Can we find other ways to build a fair combat minigame, to allow new players to just get in and play without having to fight through the choice paralysis of character design? Let’s see what we can steal from other game systems.
In many games of Amber, your character does not and cannot die in a single blow. That your character has been injured is a sign that something is going wrong and you should change strategies. In some online versions of the game, your character cannot die without your consent. Similarly, in Doctor Who, the highest damage level means that your character must depart the TARDIS. You choose how: you don’t need for them to die, but they are going to exit. I like these mechanics, because they let us hollow out a lot of the procedures attempting to model fairness, by just saying that regardless of the numbers, fairness is the goal.
In many games, combat is simultaneous. In Ars we have the old D&D idea that you see who goes first, then sides take turns hitting each other. This doesn’t make a lot of sense for two reasons: an Ars combat round is a minute, so the idea that someone goes first and then someone responds is a bit odd. The second is that the decisive element in the combat is generally the magus, who is going last in the round, and that means that all of the carry-on may be made moot. Why go to all the trouble of playing with all of those numbers if someone is just going to toss a fireball at the end? The way I’d get around this is to suggest that Attack and Defence aren’t separate things: just compare scores and give a bonus for surprise if that matters.
The finely balanced weapon table is meant to make your trade off different aspects of each weapon to specialise your character, so that one pick will let you be fast, and one pick will sacrifice that for more damage. The thing is, if all of them are meant to be balanced across the entire process of combat, why not just abbreviate the whole process to a single roll, and given them all the same statistics? The advantage of this is that if you swap between weapons, it doesn’t make you recalculate. Imagine a traditional joust: two knights trying to hit each other with lances, then dismount and try to hit each other with swords, and who then wrestle and try and shiv each other with daggers. In Ars that’s three different sets of fours statistics four each weapon, when really all you need to know is which knight is the better fighter, and buy how much. All the added detail numerical detail doesn’t add anything to the combat, insofar as it doesn’t swiftly solve the question of who won, what it cost, and what the game-world effects are.
So, I’d like to suggest the following system for new players.
Your character’s choices on the weapons table do not matter. All armed melee is 0/0/0/+5 which is human average. If you are fighting unarmed, your Dmg is +1. Bows are +5, but you can work that out.
The process of combat now goes like this:
Do you have surprise? (Perception or roleplay)
If you have surprise, what do you do to give you a bonus? (generally +3)
Magi begin their formulaic spells now. Players may fastcast anywhere in the round, but that loses them their formulaic for the round.
Compare combat rolls (dice + combat ability, plus any bonus from a relevant Characteristic, like Sta, Qik, Str, plus and Virtues). The dice roll is going to seem crowded out by the bonuses, but in the process of combat, it already is: it’s just hidden by splitting the bonuses off onto different rolls which all average together.
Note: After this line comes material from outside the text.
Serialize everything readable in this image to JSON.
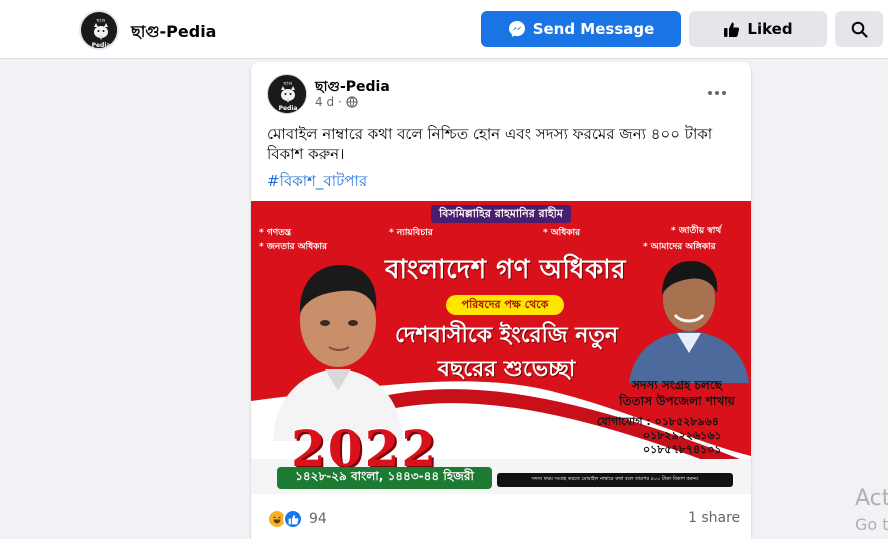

Choose if you do Damage or not. If not, you retain your advantage for next round.
There are no Soak rolls. They victor’s Advantage is just chipped down by Soak score. The Storyguide tells the player if the outcome is minor, major or incapacitating and the player narrates the attach accordingly. This can include damage, but it can also include environmental advantages of equal value (for example, breaking an enemy’s shield, pushing them over, claiming the high ground).
The next round does not have an Init roll, it just goes back to a comparison of combat rolls. One side or the other should be either hurt or building up advantage. Sensible characters react to this by changing strategy or fleeing.